If the client needs the file, the path is known and the file is fetched from mountpoint and sent to the user.
If user makes an upload, a temporary file is created, preallocated, filled with the data and then moved to it's final place - everything on the mountpoint.
Files are about 2-4 MiB in size
Mounted unit currently has ~600 GiB of files of that kind.
The issues I'm having are:
Slow path access due to large folders that need to be listed from the remote - already fixed using --fast-list and doing a periodic vfs/refresh remote command, specially after the unit has been mounted.
Slow IO on writing - probably because of locks while doing the prealloc - filling - move operation. I have solved this doing a local cache using mergerfs and an every-minute rclone move.
At the beggining I was pointing the server directly to RClone unit, but that caused slowness on uploads and lot's of IO wait processes.
To speed up this part, I'm doing the rclone move to the mountpoint, so I can make use of directory cache and speed up the move a lot (from 200KiB/s moving directly to the remote vs 2MiB/s when moving through FUSE mount)
Excesive memory usage - after mounting the unit and refresh the duirectory cache, the RClone processes take like 400 MiB of RAM. But after the file dancing starts, it easy hits 1.8 GiB of memory. Also, stoping all related programs and processes - leaving the mountpoint with no traffic - doesn´t help, as the memory is not returned.
Can I tweak the mount command to avoid that excessive memory usage?
$ find . -type d | wc -l
10408
$ find . -type f | wc -l
372690
However, if I start the mount and force a vfs/refresh rc command to populate the cache, it takes like 800MiB. It's when it starts handling file uploads when it grows a lot.
Right now, with the service stopped and ~5 minutes of inactivity:
Update: just restarted the mount and refreshed the directory cache:
And after starting moving files, it just went to 1.4 GiB again
To make use of the directory cache already in memory of the mountpoint. There are lots of folders and files, so it increases a los the throughput when moving files.
The command used for moving is:
if mountpoint -q /mnt/remote
then
rclone move "/mnt/local/" "/mnt/remote/" --exclude storage/temp/** --multi-thread-streams=5 --log-level=INFO
echo "===================="
echo "FINISHED SYNC CYCLE"
echo "==================="
fi
File reads are done in the local cache (if the file is there) or in the remote
File deletions are made where the file is located
The temporary files (the place where the file is preallocated and filled) never hits the remote
Every 2 minutes new files in local cache are transferred to the remote, making use of already filled directory cache to speed up the transfers (lots of small files)

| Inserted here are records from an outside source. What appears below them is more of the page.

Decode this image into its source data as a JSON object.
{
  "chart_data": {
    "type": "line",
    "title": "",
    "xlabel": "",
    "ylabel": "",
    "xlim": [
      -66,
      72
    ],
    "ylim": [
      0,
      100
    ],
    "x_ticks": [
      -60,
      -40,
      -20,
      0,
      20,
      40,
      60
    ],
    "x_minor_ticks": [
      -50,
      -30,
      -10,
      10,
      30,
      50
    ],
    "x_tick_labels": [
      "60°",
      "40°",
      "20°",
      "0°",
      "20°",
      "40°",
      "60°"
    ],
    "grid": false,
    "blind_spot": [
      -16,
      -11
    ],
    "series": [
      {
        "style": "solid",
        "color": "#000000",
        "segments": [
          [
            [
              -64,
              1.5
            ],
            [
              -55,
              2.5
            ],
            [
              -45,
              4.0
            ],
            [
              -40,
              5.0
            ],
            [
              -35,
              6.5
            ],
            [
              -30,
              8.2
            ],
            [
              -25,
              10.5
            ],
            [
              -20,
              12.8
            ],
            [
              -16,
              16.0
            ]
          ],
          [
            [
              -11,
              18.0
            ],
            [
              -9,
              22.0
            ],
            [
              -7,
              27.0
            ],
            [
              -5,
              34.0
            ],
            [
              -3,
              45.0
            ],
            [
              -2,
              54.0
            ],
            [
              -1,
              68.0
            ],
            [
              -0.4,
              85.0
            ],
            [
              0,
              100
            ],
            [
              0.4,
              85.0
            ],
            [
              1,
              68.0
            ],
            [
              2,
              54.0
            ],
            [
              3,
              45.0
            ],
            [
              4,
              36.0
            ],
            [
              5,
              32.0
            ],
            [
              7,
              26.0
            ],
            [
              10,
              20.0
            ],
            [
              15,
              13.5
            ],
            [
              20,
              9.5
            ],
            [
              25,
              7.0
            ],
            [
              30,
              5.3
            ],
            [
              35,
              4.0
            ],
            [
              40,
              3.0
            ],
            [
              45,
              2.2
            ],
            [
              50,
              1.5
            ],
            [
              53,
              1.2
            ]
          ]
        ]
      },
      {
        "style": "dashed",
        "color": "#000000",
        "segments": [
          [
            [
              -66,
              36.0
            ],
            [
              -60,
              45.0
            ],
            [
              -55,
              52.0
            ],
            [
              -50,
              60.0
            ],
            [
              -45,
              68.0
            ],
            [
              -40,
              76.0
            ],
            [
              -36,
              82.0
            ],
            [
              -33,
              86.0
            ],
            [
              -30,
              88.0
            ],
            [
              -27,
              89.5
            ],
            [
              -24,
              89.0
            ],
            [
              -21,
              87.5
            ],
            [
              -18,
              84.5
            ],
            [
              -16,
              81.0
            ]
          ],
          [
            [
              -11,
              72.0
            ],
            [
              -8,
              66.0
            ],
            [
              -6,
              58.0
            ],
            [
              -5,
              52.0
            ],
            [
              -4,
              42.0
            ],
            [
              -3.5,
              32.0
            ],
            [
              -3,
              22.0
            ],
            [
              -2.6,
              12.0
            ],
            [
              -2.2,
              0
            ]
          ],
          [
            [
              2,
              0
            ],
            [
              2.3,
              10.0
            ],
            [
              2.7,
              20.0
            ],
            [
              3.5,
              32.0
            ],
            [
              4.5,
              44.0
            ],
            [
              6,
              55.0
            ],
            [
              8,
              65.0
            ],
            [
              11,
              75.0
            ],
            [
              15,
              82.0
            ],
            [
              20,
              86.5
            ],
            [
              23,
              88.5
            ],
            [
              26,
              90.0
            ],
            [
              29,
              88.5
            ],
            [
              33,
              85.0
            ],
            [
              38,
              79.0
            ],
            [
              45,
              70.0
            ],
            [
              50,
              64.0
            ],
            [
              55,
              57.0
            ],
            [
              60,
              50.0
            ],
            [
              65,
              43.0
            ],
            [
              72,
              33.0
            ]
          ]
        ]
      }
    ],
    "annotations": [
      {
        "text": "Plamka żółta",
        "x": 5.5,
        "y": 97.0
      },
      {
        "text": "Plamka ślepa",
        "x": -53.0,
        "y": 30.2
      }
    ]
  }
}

I know it's a very specific use case, but I cannot get why the memory grows so badly (and it's not released) when files start to be uploaded
So the x2 increase in memory could be related to making the move directly to the mountpoint?
Because after making the vfs/refresh (recursive=true) the memory usage is lower than when we started moving files.
Also, the memory doesn´t decrease once the movement is over. is that the expedcted behaviour? Is there any other cache not related to vfs directory cache?
Hmmmm... chewcking the issue I got to the ofrum thread associated, and I will try to reduce the directoy cache time, as it looks like it may be itneresting to find a middle point between performance and memory usage.
Regarding the throughput of moving through the mountpoint and doing it directly to the remote with --fast-list, in my particular case there are huge differences.
At the moment of writing I have just tested moving the same amount of files in both ways:
Moving through the mountpoint: files transferred in less than a minute, at ~2MiB/s
Moving them directly to the remote: more than 7 minutes just listing the directories, not even one file copied yet
It could work making a larger local cache and syncing every more time (every hour or so), because the start time of the move without making use of already cached dir entries take too much time to do quick updates as before (I was doing syncs every 2 minutes) .
Will investigate the dir cache expire time and will post results!
You aren't writing to the remote though, you are just writing locally as you are using cache mode writes so you can't compare. It still has to upload them to the remote.